15 Febbraio 2026
Condividi su:
15 Febbraio 2026

The Voice Kids 2026, perché ha vinto Matteo Trullu: “Maniac”, la chitarra e una finale diversa

Voce e chitarra, con la sensazione di un percorso in costruzione: più studio che show

Matteo Trullu vincitore The Voice Kids 2026 con Maniac e la chitarra
Condividi su:

THE VOICE KIDS 2026 si è chiuso con una vittoria che, più che sorprendere, ha cambiato il modo di leggere la finale. Matteo Trullu, 13 anni, da Decimomannu, è il vincitore di The Voice Kids 2026. Ma non è solo questione di classifica.

La scelta di portare Maniac, brano iconico del 1983 legato a Flashdance, cantato e suonato con la chitarra, ha alzato l’asticella e probabilmente orientato l’esito finale: meno “esibizione da talent”, più idea di studio, identità e dedizione.

Chi è: ha 13 anni, viene dalla provincia di Cagliari ed era nel team di Nek. In finale ha superato la concorrenza dei superfinalisti con una performance energica e tecnica, costruita non solo sulla voce ma anche sullo strumento.

Matteo Trullu The Voice Kids 2026: perché ha vinto

In una finale dove spesso si punta sull’emozione pura o sulla ballad più riconoscibile, la scelta di Maniac è stata quasi controintuitiva. È un brano ritmico, esposto, che non concede margine di errore.

La differenza non è stata solo vocale. La chitarra non era un dettaglio scenico: era parte del linguaggio. L’idea passata al pubblico e alla giuria speciale è stata quella di un ragazzo che non “interpreta bene un pezzo difficile”, ma che sa stare dentro una performance.

Ed è un elemento che, in un programma per giovanissimi, ha fatto la differenza.

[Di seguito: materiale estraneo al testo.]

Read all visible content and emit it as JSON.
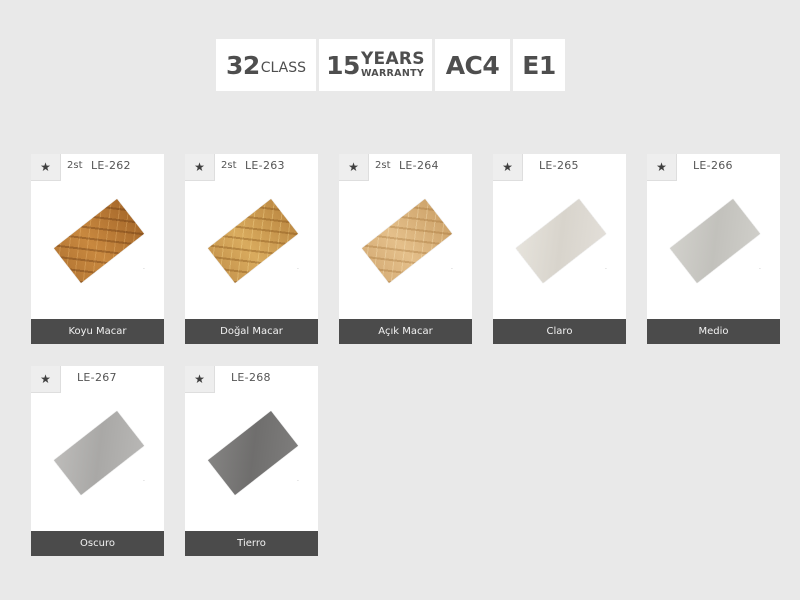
{
  "badges": {
    "class": {
      "number": "32",
      "text": "CLASS"
    },
    "warranty": {
      "number": "15",
      "top": "YEARS",
      "bottom": "WARRANTY"
    },
    "ac": {
      "text": "AC4"
    },
    "e": {
      "text": "E1"
    }
  },
  "fav_icon": "star-icon",
  "products": [
    {
      "count": "2st",
      "code": "LE-262",
      "name": "Koyu Macar"
    },
    {
      "count": "2st",
      "code": "LE-263",
      "name": "Doğal Macar"
    },
    {
      "count": "2st",
      "code": "LE-264",
      "name": "Açık Macar"
    },
    {
      "count": "",
      "code": "LE-265",
      "name": "Claro"
    },
    {
      "count": "",
      "code": "LE-266",
      "name": "Medio"
    },
    {
      "count": "",
      "code": "LE-267",
      "name": "Oscuro"
    },
    {
      "count": "",
      "code": "LE-268",
      "name": "Tierro"
    }
  ],
  "colors": {
    "background": "#e9e9e9",
    "label_bar": "#4b4b4b"
  }
}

La vittoria di Nek al debutto

Il trionfo è anche quello di Nek, all’esordio come coach nel format. Nel corso delle puntate, il percorso del giovane cantante sardo è stato costruito attorno a un equilibrio preciso: potenza vocale sì, ma sempre legata a un’identità riconoscibile.

Nel momento della proclamazione, l’abbraccio tra coach e allievo ha chiuso un percorso coerente, mai forzato.

Subito dopo la vittoria, il tredicenne ha aggiunto una frase destinata a rimbalzare online: “Per me è una grande rivincita contro alcune persone che dicevano che con la musica non avrei mai potuto fare niente”. La si può leggere come si vuole, ma è un segnale di personalità e carattere.

Una finale meno prevedibile

La serata, aperta dal medley di Noemi con i finalisti e arricchita dalla presenza della giuria speciale composta da Mara Maionchi, Ema Stokholma, Nina Zilli ed Enrico Melozzi, ha seguito la struttura classica del programma.

Ma la sensazione è che abbia premiato qualcosa di diverso: non solo l’esibizione migliore, ma l’idea più chiara.

Ora la vera domanda non è più chi ha vinto The Voice Kids 2026, ma se quell’identità musicale — voce, strumento, attitudine — saprà trasformarsi, col tempo e lo studio, in un percorso oltre il talent.